After wandering around the magic of Puzzlewood with the rest of the bloggers, we ended up in a little nook overlooking the bright green moss covered woodland, with a tarp to protect us from the drizzle, where we were presented with the tastiest hog roast I’ve had for a very long time. Apparently wild boar are a problem in the Forest of Dean, well I’ve helped by eating three of them in three days!

And it smelt and tasted amazing. Photo David Broadbent.

The Forest of Dean Hog Roast Co. provided our feast; I chatted to the couple serving our food and they informed me that the pig we were eating was one reared on their own farm. It’s good to know where your food has come from; ethical meat with a clear farm to fork (or bread roll in this case) journey is always the best choice. And very tasty it was too; we had bread rolls with slow cooked pork, stuffing and apple sauce, and of course there was crackling too.

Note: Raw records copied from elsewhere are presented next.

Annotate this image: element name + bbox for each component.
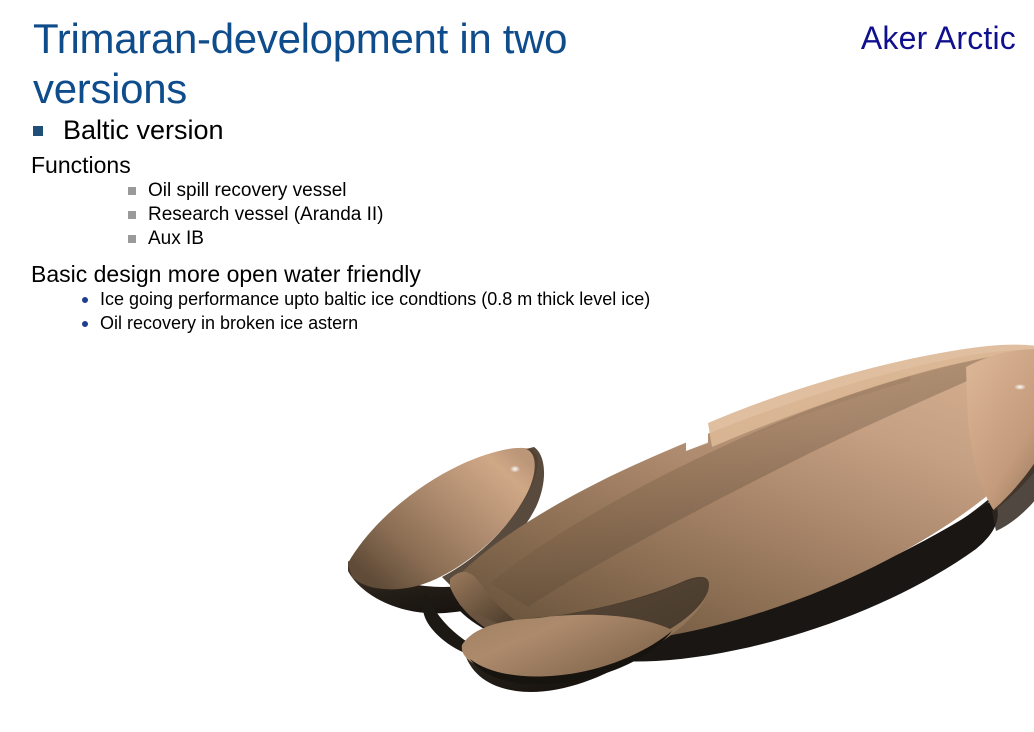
list-item-label: Ice going performance upto baltic ice co… <box>100 288 650 310</box>
dot-bullet-icon <box>82 321 88 327</box>
bullet-item-baltic-version: Baltic version <box>33 115 224 146</box>
list-item-label: Aux IB <box>148 227 204 250</box>
bullet-label-baltic-version: Baltic version <box>63 115 224 146</box>
square-bullet-icon <box>128 211 136 219</box>
brand-logo: Aker Arctic <box>861 20 1016 56</box>
trimaran-illustration <box>330 325 1034 695</box>
specular-highlight <box>510 466 520 473</box>
list-item-label: Oil spill recovery vessel <box>148 179 347 202</box>
list-item: Research vessel (Aranda II) <box>128 203 384 226</box>
list-item: Aux IB <box>128 227 384 250</box>
square-bullet-icon <box>33 126 43 136</box>
trimaran-hull-3d-render <box>330 325 1034 695</box>
functions-heading: Functions <box>31 152 131 179</box>
dot-bullet-icon <box>82 297 88 303</box>
presentation-slide: Trimaran-development in two versions Ake… <box>0 0 1034 732</box>
basic-design-heading: Basic design more open water friendly <box>31 261 421 288</box>
square-bullet-icon <box>128 187 136 195</box>
page-title: Trimaran-development in two versions <box>33 14 673 114</box>
specular-highlight <box>1014 384 1026 390</box>
list-item: Oil spill recovery vessel <box>128 179 384 202</box>
list-item-label: Oil recovery in broken ice astern <box>100 312 358 334</box>
functions-list: Oil spill recovery vessel Research vesse… <box>128 179 384 251</box>
list-item: Ice going performance upto baltic ice co… <box>82 288 650 310</box>
list-item-label: Research vessel (Aranda II) <box>148 203 384 226</box>
square-bullet-icon <box>128 235 136 243</box>
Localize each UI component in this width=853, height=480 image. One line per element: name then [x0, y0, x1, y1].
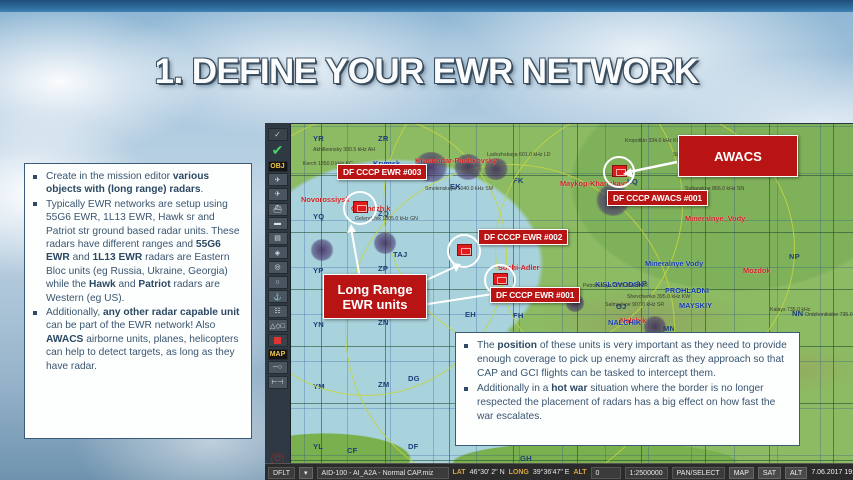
- slide-root: 1. DEFINE YOUR EWR NETWORK Create in the…: [0, 0, 853, 480]
- callout-ewr-003[interactable]: DF CCCP EWR #003: [337, 164, 427, 180]
- callout-line-2: EWR units: [343, 297, 408, 312]
- bullet-text: Additionally in a: [477, 383, 551, 394]
- right-info-panel: The position of these units is very impo…: [455, 332, 800, 446]
- slide-title-bar: 1. DEFINE YOUR EWR NETWORK: [0, 40, 853, 104]
- right-bullet-list: The position of these units is very impo…: [462, 339, 791, 424]
- slide-top-band: [0, 0, 853, 12]
- bullet-text: The: [477, 340, 497, 351]
- lat-value: 46°30' 2" N: [470, 469, 505, 476]
- mission-clock: 7.06.2017 19:40:29: [811, 469, 853, 476]
- map-scale-field[interactable]: 1:2500000: [625, 467, 668, 479]
- long-label: LONG: [509, 469, 529, 476]
- alt-view-button[interactable]: ALT: [785, 467, 807, 479]
- callout-line-1: Long Range: [337, 282, 412, 297]
- sat-view-button[interactable]: SAT: [758, 467, 781, 479]
- long-value: 39°36'47" E: [533, 469, 570, 476]
- bullet-item: Typically EWR networks are setup using 5…: [31, 198, 243, 305]
- alt-label: ALT: [573, 469, 586, 476]
- callout-ewr-002[interactable]: DF CCCP EWR #002: [478, 229, 568, 245]
- bullet-text: Create in the mission editor: [46, 171, 173, 182]
- callout-ewr-001[interactable]: DF CCCP EWR #001: [490, 287, 580, 303]
- bullet-text: .: [201, 184, 204, 195]
- dflt-field[interactable]: DFLT: [268, 467, 295, 479]
- mission-editor-status-bar: DFLT ▾ AID-100 - AI_A2A - Normal CAP.miz…: [265, 463, 853, 480]
- lat-label: LAT: [453, 469, 466, 476]
- bullet-text-bold: AWACS: [46, 334, 83, 345]
- callout-awacs-title[interactable]: AWACS: [678, 135, 798, 177]
- mission-file-field[interactable]: AID-100 - AI_A2A - Normal CAP.miz: [317, 467, 449, 479]
- bullet-text: Additionally,: [46, 307, 103, 318]
- callout-long-range-ewr[interactable]: Long Range EWR units: [323, 274, 427, 319]
- bullet-text: and: [116, 279, 139, 290]
- bullet-item: Additionally, any other radar capable un…: [31, 306, 243, 373]
- bullet-text-bold: position: [497, 340, 537, 351]
- bullet-text-bold: Patriot: [138, 279, 170, 290]
- bullet-text-bold: 1L13 EWR: [92, 252, 142, 263]
- alt-value-field[interactable]: 0: [591, 467, 621, 479]
- chevron-down-icon[interactable]: ▾: [299, 467, 313, 479]
- left-info-panel: Create in the mission editor various obj…: [24, 163, 252, 439]
- bullet-text: and: [70, 252, 93, 263]
- bullet-item: Create in the mission editor various obj…: [31, 170, 243, 197]
- page-title: 1. DEFINE YOUR EWR NETWORK: [155, 52, 699, 92]
- callout-awacs-001[interactable]: DF CCCP AWACS #001: [607, 190, 708, 206]
- bullet-text-bold: Hawk: [89, 279, 116, 290]
- bullet-item: Additionally in a hot war situation wher…: [462, 382, 791, 424]
- left-bullet-list: Create in the mission editor various obj…: [31, 170, 243, 373]
- mode-field[interactable]: PAN/SELECT: [672, 467, 725, 479]
- bullet-item: The position of these units is very impo…: [462, 339, 791, 381]
- map-view-button[interactable]: MAP: [729, 467, 754, 479]
- bullet-text-bold: hot war: [551, 383, 587, 394]
- bullet-text: can be part of the EWR network! Also: [46, 320, 215, 331]
- bullet-text-bold: any other radar capable unit: [103, 307, 239, 318]
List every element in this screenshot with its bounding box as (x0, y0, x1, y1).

Forest of Dean Hog Roast Co: http://www.forestofdeanhogroast.co.uk/

As you can see we ate really rather well during our activity weekend. Well you can’t expect me to tear around on bikes, squeeze through rocks and point a gun on target without some suitable sustenance to keep me going!

Have you eaten at an awesome restaurant in the Forest of Dean area? Let me know, as I will definitely be back for more exploring and would love to check out some more places next time.

Read about my stay at Puzzlewood House.

#DeanWyeBloggers was an activity weekend organised by Forest of Dean & Wye Valley Tourism to help promote the area. I was invited along with a number of other bloggers and had an absolutely fantastic weekend with them. I have been asked to follow up my visit with a blog post or two, but know that I always write from experience and with my own opinions.